David A. Dik, national executive director, Young Audiences Arts for Learning
June 13, 2010 | Read Time: 1 minute
Previous experience: Before accepting his new job at Young Audiences Arts for Learning, a New York group that sponsors arts performances and workshops for more than 7 million students annually, Mr. Dik, 49, served as managing director of the Metropolitan Opera Guild, in New York, where he spent 22 years. He also served as director of the Music-in-Education National Consortium.
Education: He holds a master of music degree from Westminster Choir College, in Princeton, N.J., and a bachelor’s degree in the same subject from the Crane School of Music at the State University of New York at Potsdam.
Duties: Mr. Dik will lead the organization, whose headquarters and affiliates run on about $40-million per year, as it organizes new programs, develops national partnerships, and seeks to expose more schoolchildren to the arts.
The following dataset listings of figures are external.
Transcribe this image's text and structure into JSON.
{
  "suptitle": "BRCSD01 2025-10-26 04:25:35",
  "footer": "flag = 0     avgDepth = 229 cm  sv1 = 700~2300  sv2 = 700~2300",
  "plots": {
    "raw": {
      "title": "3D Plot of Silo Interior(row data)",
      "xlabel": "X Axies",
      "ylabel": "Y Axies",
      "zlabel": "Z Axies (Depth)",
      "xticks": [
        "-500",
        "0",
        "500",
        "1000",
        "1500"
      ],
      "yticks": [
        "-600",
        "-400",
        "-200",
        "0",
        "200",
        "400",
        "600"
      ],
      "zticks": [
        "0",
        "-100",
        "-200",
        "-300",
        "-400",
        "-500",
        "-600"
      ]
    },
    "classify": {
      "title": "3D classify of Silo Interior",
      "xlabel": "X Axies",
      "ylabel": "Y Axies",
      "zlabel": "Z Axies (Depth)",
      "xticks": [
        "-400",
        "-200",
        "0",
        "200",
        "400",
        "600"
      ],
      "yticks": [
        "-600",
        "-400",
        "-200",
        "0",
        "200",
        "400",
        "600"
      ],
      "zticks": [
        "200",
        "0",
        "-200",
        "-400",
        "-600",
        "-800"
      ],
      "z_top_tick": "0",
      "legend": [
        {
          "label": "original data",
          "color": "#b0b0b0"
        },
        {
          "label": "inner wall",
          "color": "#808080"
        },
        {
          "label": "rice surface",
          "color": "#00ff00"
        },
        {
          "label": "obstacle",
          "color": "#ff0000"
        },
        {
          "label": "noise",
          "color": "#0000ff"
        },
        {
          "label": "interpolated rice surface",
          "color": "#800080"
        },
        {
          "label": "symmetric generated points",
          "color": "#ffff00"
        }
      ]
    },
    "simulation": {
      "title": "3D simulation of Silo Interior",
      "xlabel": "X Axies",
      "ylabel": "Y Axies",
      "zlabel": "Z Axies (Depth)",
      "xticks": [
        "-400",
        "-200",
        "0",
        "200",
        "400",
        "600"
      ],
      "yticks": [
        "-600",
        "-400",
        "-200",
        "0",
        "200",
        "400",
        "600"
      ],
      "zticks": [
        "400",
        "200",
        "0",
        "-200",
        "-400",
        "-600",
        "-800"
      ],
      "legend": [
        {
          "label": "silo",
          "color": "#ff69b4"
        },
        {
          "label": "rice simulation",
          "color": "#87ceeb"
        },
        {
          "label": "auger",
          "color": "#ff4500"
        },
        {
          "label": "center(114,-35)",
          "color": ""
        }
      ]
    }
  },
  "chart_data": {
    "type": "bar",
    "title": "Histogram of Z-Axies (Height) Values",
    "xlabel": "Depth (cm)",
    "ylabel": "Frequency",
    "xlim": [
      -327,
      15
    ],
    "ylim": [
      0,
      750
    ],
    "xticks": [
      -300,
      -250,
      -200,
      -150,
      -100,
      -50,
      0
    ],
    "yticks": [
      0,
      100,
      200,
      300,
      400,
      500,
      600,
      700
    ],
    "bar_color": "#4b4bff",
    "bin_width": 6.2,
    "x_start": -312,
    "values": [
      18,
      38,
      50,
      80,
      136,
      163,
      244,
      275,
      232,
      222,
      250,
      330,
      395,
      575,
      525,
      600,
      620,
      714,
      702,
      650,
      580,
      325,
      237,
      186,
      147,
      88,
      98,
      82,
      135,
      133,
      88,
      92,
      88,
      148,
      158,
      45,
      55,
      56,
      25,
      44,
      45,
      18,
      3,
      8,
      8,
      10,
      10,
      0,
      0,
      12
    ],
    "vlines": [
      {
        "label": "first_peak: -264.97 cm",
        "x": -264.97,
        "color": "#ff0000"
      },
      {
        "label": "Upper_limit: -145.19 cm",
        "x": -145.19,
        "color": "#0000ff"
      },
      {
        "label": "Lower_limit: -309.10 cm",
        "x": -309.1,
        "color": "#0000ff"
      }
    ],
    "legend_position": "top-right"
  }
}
He also, he says, hopes to “position the organization as a national policy voice.” He will replace Richard Bell, who is retiring in August after 37 years with the group.
Why he was hired: “David has a marvelous training and background in both music and education, but he also has wonderful management experience,” says Corinne Greenberg, the charity’s chairwoman. “For me, the most important thing is that he shares our passion for the mission, of making the arts part of every child’s life.”
Salary: Through a spokeswoman, Mr. Dik declined to reveal his compensation.
Favorite opera: Falstaff, by Giuseppe Verdi. The last opera written by the then 80-year-old composer, says Mr. Dik, “presents youthfulness, spirit, and of all things he ended the opera with a fugue, a style that was in effect 200 years earlier. I like the image of a composer who kept learning and kept listening and doing things different about his work. That’s also a great analogy for Young Audiences moving forward.”